In sum, none of the treating physicians' opinions support the ALJ's RFC determination, and the opinion of a nonexamining physician who did not have plaintiff's complete medical record, plaintiff's “conservative” treatment, and his daily functioning do not constitute substantial evidence. Accordingly, there is no substantial evidence to support the ALJ's RFC determination, and remand is necessary.

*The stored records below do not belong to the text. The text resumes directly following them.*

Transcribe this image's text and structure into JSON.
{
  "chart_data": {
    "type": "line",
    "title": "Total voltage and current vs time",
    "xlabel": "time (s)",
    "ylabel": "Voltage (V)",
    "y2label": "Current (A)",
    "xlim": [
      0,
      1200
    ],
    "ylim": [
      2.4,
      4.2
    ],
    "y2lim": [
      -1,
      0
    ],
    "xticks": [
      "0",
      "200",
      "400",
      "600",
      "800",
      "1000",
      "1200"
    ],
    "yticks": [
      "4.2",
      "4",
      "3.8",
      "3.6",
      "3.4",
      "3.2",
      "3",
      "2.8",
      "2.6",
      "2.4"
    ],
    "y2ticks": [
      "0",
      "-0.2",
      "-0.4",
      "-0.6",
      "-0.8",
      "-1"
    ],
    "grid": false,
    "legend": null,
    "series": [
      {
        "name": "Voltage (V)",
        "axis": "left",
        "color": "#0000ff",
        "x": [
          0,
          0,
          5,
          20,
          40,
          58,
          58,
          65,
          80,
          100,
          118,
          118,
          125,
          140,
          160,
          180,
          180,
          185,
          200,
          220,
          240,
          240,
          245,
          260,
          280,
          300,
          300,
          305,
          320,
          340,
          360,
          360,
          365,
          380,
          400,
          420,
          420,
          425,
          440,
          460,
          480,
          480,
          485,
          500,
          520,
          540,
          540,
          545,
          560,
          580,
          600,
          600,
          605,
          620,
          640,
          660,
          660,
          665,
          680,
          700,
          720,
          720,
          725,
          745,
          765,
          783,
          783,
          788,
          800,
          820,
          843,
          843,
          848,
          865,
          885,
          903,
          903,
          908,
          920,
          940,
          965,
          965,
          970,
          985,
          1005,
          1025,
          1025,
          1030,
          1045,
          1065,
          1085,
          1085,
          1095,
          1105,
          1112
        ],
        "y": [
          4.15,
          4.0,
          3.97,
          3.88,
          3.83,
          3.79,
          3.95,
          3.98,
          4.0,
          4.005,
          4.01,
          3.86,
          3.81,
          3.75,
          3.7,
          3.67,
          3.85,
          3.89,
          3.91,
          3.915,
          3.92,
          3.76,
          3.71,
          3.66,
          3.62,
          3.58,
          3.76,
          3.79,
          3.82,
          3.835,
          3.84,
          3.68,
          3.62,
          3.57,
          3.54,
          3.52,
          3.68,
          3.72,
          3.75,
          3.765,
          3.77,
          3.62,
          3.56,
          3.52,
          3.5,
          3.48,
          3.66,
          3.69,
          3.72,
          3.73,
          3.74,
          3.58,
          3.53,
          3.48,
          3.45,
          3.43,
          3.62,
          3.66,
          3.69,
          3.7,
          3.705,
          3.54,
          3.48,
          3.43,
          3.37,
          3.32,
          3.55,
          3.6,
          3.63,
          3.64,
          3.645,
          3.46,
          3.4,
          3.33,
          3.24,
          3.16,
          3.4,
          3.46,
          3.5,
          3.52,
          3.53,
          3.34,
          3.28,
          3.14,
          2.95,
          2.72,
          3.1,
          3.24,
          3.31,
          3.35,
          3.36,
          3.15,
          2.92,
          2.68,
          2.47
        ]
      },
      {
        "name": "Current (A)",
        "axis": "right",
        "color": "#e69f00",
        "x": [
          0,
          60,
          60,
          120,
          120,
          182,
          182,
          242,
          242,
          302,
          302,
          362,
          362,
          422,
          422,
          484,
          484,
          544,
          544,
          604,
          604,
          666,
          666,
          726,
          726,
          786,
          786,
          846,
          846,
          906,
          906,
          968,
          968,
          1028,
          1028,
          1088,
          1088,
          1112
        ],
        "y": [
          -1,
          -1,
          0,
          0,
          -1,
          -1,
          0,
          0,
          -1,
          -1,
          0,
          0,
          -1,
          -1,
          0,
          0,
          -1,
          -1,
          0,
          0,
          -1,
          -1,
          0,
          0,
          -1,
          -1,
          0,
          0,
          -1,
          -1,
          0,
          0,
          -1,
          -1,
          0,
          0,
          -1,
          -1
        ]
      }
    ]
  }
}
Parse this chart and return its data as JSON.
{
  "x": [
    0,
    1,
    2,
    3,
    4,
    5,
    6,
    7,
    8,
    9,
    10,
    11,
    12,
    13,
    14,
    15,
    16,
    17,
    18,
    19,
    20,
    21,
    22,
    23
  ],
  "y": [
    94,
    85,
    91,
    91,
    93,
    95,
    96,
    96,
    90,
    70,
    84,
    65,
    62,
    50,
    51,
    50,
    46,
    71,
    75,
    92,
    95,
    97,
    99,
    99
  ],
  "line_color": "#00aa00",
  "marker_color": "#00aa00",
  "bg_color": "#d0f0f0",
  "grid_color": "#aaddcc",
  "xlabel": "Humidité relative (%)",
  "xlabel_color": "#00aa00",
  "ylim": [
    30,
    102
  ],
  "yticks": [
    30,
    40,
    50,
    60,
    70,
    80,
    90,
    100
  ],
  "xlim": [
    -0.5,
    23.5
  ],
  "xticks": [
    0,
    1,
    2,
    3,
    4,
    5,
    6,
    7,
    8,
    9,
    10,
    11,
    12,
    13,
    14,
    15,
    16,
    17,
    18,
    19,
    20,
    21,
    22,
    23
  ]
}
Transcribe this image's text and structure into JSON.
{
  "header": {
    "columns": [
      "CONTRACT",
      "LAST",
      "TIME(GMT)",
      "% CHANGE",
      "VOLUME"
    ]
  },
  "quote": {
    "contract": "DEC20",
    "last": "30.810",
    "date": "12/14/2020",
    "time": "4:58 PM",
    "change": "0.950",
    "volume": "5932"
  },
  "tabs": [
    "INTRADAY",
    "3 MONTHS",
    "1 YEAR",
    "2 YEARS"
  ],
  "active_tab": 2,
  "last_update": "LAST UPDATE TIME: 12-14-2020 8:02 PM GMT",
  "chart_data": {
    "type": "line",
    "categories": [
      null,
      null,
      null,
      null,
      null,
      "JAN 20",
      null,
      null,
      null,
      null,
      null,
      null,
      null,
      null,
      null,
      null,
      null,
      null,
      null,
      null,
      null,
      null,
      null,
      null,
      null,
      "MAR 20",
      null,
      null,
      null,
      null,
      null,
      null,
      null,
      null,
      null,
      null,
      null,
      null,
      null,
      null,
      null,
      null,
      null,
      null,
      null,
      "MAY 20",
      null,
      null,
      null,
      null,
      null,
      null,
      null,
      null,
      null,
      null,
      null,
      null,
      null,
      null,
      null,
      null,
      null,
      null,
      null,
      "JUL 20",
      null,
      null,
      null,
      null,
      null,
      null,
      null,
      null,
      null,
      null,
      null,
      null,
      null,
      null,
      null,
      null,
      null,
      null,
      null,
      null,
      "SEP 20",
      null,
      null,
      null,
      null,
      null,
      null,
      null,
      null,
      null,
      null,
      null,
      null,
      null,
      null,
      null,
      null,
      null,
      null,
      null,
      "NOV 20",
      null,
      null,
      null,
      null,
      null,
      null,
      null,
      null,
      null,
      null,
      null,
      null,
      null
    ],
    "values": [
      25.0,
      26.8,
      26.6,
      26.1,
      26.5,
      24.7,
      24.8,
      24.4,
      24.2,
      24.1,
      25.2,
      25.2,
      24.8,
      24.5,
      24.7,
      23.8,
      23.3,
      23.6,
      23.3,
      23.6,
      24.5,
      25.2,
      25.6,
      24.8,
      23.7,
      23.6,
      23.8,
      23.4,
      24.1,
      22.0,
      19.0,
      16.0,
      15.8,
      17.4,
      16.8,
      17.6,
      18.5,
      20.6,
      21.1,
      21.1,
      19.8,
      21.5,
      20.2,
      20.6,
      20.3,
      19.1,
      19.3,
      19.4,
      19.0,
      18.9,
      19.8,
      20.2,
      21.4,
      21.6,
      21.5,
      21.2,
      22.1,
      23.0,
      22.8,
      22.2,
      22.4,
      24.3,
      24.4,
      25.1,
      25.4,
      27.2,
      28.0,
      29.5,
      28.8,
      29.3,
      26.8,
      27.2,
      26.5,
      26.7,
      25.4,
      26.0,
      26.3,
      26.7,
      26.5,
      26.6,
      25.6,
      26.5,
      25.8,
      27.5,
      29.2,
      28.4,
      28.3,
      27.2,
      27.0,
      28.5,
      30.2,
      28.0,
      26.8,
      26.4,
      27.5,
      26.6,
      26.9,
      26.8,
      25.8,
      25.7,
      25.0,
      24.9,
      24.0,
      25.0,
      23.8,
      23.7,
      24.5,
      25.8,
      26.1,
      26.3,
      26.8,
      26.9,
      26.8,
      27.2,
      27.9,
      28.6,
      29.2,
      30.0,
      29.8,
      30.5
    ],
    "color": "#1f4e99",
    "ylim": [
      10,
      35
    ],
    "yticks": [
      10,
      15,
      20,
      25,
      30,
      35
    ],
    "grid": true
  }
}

Pearson, 2021 WL 3373132, at *4 (“[A]n ALJ's RFC determination must be supported by a medical 17 opinion in the record at that time.”); Avila, 2021 WL 3774317, at *20 (“Even where a non-examining opinion is properly afforded some weight, it, alone, cannot be considered substantial evidence.”); Kirby, 2021 WL 4197264, at *3 (remanding after finding evidence of conservative treatment and basic daily functioning cannot constitute substantial evidence). 18
CONCLUSION
For the foregoing reasons, plaintiff's motion for judgment on the pleadings is GRANTED, defendant's motion for judgment on the pleadings in DENIED, and this case is REMANDED for further proceedings consistent with this Memorandum and Order. The Clerk of Court is directed to enter judgment remanding this case, and to close the case.